Random Click Model sample size quantiles:
min:	 165.95
q5:	 1032.89
median:	 8229.45
q95:	 489370.65
max:	 745568.05

Simplified Dependent Click Model sample size quantiles:
min:	 2.71
q5:	 15.71
median:	 162.97
q95:	 11724.92
max:	 101784.68

Group 1 sample size quantiles:
min:	 2.71
q5:	 125.78
median:	 2905.82
q95:	 133860.76
max:	 686145.06

Group 2 sample size quantiles:
min:	 2.71
q5:	 60.58
median:	 2087.88
q95:	 131727.5
max:	 745568.05

Group 3 sample size quantiles:
min:	 2.71
q5:	 34.02
median:	 1467.67
q95:	 131727.5
max:	 666885.7

Group 4 sample size quantiles:
min:	 2.71
q5:	 21.59
median:	 1032.89
q95:	 131727.5
max:	 6764

## Step 7: Analysis

### Conclusion
The entire test simulates two non-existing algorithms named E and P. E is an experimental algorithm that should replace P. Before P can be replaced, E must proof to be better. This is done tests. But how many tests are needed to proof E better? This entire simulation is about determine the sample size needed to proof that E is better than P.
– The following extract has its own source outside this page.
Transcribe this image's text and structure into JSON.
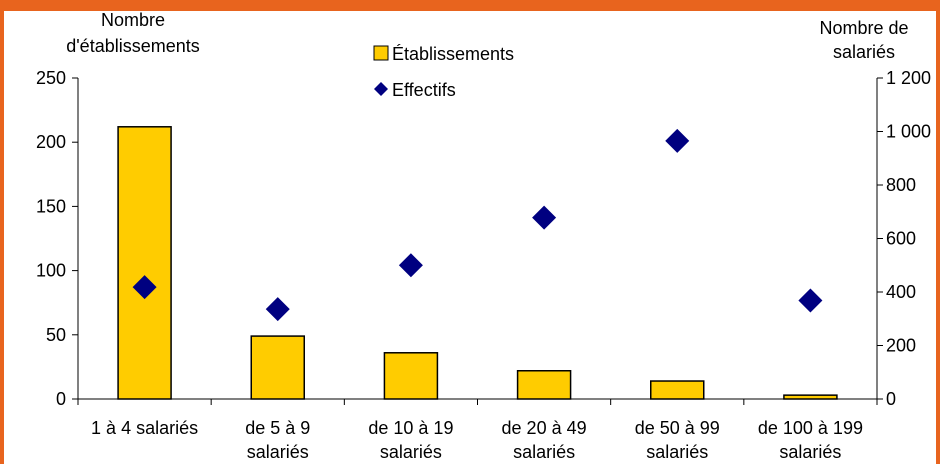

In each test, algorithm E was deliberately given an advantage over algorithm P. The tests were divided over 10 groups. E had a small advantage in group 1 and E had a large advantage in group 10. After all tests the sample size, needed to proof that E better, was calculated. It turned out that in group 1, a ‘large’ median sample size of 2905 is needed. While in group 10, a ‘small’ median sample size of 10 is needed. This is as expected; when there isn’t much difference between algorithms, the amount of tests needed to proof one better than the other, must be ‘large’.
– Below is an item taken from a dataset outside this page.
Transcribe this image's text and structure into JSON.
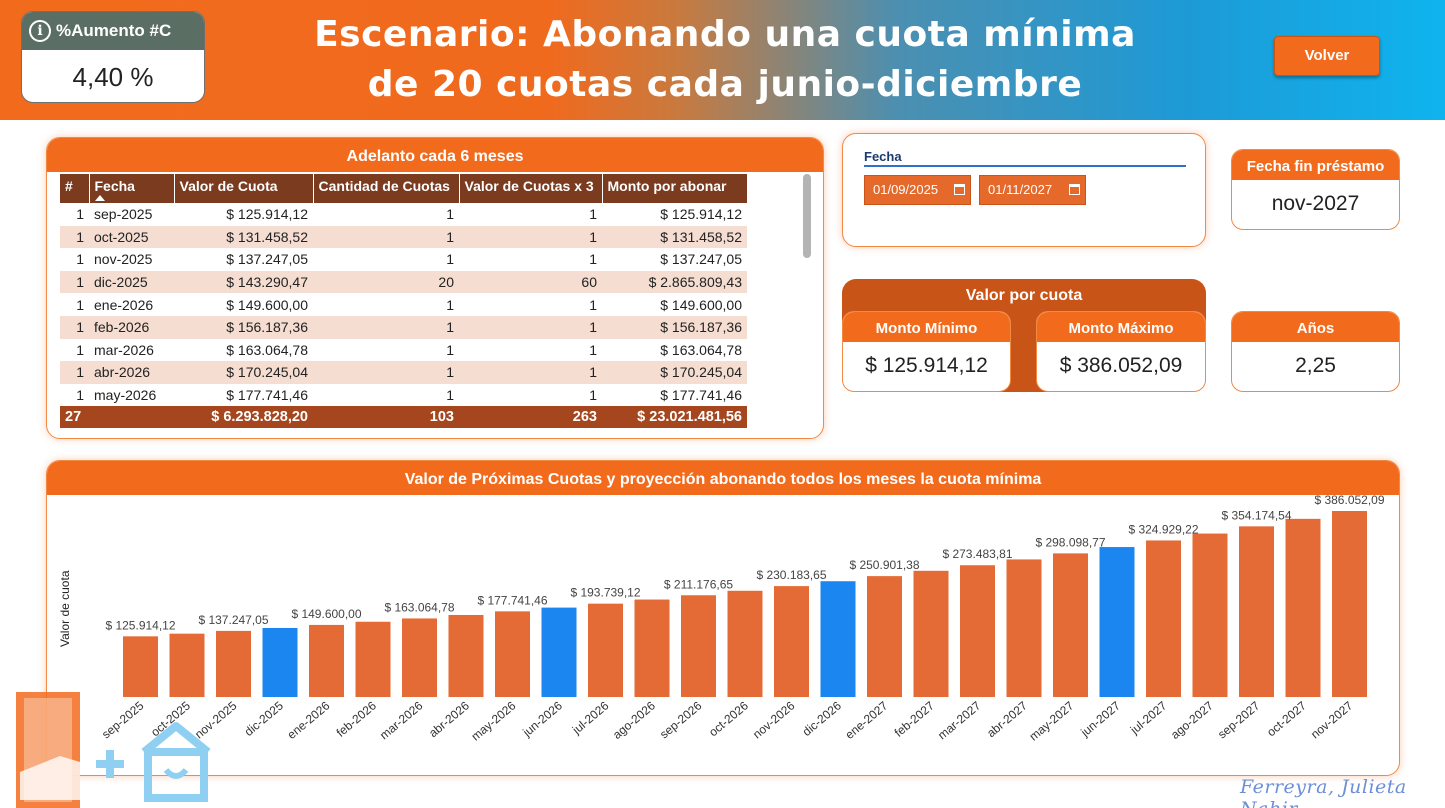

Two click models were tested, the random click model (RCM) and the simplified dependent click model (SDCM). Because the RCM is almost entirely random, it can’t create a big difference between E and P. The median sample size found for the RCM is 8229 which is ‘large’. The SDCM seems to create a big difference between E and P and has a median sample size of 163 which is ‘small’.

Three evaluation methods were tested, the Discounted Cumulative Gain (DCG), the Rank Biased Precision (RBP) and the Expected Reciprocal Rank (ERR). All three evaluation methods scored similar with a median sample size of +-1830 which is ‘average’. A good evaluation method is preferred to create big difference between algorithms so that the amount of tests needed is minimal.

### Drawback
This method is good for giving an approximate of the amount of tests needed. However, the difference between the minimum and the maximum sample size is always big. For example, in group 10, the median sample size of 10 is 'small'. But the maximum sample size is 514250 which is 'incredibly large'. This raises the question: are 10 tests really going to be sufficient?

### Alternative
Instead of determining the sample size, one could decide to start the test immediately and let it run until a statistical difference between the two algorithms have been found.